Ecthyma Indian Medical PG Question 10: Erysipelas is caused by which bacterium?
- A. Staphylococcus aureus
- B. Staphylococcus albus
- C. Streptococcus pyogenes (Correct Answer)
- D. Haemophilus
Ecthyma Explanation: ### Explanation
**Correct Answer: C. Streptococcus pyogenes**
**Medical Concept:**
Erysipelas is a distinct clinical variant of superficial cellulitis. It is primarily caused by **Group A Beta-hemolytic Streptococci (GABHS)**, most commonly ***Streptococcus pyogenes***. The infection involves the upper dermis and superficial lymphatics. Characteristically, it presents as a well-demarcated, fiery-red, edematous, and tender plaque. The "sharp borders" are a hallmark feature because the infection is superficial, allowing for a clear distinction between involved and uninvolved skin.

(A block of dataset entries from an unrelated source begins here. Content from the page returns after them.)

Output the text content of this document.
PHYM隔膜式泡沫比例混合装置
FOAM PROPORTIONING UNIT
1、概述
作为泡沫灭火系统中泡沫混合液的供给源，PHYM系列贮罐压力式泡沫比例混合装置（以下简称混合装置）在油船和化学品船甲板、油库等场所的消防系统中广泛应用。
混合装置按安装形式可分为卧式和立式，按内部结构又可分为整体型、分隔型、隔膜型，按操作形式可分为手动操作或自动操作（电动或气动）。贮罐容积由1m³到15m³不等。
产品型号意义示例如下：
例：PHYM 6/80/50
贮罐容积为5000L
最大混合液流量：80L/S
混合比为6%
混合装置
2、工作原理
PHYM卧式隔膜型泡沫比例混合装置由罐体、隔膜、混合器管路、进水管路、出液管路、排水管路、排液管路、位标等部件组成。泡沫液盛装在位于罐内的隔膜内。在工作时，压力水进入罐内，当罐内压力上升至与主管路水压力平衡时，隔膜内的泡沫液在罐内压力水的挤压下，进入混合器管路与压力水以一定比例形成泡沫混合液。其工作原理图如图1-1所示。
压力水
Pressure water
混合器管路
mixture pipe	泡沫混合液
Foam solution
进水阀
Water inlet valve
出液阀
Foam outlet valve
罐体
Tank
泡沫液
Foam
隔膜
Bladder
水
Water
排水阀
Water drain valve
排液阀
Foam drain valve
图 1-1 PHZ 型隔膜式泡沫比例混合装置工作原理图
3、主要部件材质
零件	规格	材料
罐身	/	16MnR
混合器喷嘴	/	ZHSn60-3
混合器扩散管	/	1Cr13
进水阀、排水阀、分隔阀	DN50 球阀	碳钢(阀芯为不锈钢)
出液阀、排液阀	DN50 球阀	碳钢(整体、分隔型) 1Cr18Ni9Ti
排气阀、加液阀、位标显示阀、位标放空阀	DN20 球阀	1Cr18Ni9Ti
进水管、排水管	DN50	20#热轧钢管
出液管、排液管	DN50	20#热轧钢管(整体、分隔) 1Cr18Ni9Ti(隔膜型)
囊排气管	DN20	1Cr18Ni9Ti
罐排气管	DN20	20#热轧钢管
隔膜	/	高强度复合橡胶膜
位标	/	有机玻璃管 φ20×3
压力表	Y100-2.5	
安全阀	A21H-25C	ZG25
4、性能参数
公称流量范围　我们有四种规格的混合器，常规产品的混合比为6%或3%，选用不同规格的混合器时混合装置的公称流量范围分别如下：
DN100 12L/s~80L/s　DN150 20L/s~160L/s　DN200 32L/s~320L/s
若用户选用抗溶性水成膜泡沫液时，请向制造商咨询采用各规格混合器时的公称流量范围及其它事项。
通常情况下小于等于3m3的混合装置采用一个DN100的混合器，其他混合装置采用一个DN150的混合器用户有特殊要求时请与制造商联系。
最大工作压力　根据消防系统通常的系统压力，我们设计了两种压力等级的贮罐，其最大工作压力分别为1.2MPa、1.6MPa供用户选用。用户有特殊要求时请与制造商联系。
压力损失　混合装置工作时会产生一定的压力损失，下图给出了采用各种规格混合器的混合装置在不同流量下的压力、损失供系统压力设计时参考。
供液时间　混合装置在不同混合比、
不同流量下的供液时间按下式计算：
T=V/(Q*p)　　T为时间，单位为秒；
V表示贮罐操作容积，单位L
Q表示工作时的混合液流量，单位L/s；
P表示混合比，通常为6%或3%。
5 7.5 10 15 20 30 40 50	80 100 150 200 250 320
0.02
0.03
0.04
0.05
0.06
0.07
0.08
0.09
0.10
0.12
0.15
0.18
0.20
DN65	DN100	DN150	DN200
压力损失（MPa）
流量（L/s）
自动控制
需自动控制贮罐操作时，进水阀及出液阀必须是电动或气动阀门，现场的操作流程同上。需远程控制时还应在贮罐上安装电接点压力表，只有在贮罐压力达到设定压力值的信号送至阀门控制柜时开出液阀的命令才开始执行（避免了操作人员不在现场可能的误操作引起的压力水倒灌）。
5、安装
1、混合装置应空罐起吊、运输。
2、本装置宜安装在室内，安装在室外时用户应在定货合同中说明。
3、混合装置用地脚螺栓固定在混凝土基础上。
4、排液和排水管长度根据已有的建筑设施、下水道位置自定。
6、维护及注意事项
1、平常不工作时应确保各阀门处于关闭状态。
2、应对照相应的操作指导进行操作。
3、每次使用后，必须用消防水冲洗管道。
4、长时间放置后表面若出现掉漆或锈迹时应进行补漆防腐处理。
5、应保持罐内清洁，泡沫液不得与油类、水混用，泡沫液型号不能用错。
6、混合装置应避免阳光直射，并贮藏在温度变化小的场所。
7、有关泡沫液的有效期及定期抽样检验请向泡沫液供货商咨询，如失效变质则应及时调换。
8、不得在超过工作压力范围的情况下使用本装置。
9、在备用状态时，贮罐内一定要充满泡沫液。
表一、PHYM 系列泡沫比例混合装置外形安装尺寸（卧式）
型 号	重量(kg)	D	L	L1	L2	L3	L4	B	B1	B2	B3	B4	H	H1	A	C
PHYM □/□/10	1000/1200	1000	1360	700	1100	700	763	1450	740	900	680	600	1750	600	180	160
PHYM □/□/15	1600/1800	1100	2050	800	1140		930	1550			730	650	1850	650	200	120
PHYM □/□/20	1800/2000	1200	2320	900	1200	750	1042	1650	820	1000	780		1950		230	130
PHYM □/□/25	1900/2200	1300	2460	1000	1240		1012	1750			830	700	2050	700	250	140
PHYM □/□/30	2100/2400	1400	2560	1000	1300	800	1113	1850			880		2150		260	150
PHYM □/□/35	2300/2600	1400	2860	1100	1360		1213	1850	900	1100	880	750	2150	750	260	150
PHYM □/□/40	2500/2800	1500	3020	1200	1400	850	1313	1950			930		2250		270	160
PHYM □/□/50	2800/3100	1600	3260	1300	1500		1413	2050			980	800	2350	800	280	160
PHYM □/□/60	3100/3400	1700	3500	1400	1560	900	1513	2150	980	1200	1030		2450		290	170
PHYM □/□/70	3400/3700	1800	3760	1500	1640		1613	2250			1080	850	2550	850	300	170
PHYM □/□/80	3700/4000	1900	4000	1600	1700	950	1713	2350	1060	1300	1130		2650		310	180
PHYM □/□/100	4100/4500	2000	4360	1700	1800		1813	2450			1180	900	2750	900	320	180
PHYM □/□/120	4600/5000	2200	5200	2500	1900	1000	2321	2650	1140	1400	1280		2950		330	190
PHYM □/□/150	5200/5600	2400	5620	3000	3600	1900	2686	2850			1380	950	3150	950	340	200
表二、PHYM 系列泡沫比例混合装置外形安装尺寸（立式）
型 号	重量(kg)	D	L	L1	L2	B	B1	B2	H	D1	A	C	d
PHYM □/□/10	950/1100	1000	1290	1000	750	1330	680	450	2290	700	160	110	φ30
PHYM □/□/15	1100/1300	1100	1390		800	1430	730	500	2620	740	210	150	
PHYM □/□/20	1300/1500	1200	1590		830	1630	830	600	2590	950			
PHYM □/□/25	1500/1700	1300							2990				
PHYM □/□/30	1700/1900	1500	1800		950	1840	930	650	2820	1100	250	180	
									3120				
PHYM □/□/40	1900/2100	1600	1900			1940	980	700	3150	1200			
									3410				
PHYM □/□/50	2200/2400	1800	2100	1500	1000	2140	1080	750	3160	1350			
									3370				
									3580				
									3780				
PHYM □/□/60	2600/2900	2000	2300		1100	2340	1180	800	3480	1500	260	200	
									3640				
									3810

**Analysis of Incorrect Options:**
* **A. *Staphylococcus aureus*:** While *S. aureus* is the most common cause of **Cellulitis** (which involves the deeper dermis and subcutaneous fat), it is rarely the primary cause of classic Erysipelas. *S. aureus* is more associated with purulent infections like furuncles and abscesses.
* **B. *Staphylococcus albus*:** Now known as *Staphylococcus epidermidis*, this is a commensal organism of the skin flora and is generally non-pathogenic unless it involves prosthetic implants or biofilms.
* **C. *Haemophilus*:** *Haemophilus influenzae* was historically a common cause of facial cellulitis in children, but its incidence has significantly decreased due to the Hib vaccine. It does not typically cause the classic clinical picture of erysipelas.
**High-Yield Clinical Pearls for NEET-PG:**
* **Milian’s Ear Sign:** Erysipelas can involve the pinna (ear) because the skin is tightly adherent to the cartilage with no subcutaneous fat. Cellulitis cannot involve the pinna.
* **Clinical Distinction:** Unlike cellulitis, erysipelas has **raised, sharply defined borders**.
* **Common Site:** The lower limbs are the most frequent site, followed by the face (butterfly distribution).
* **Treatment of Choice:** Penicillin is the first-line treatment for *Streptococcus pyogenes*.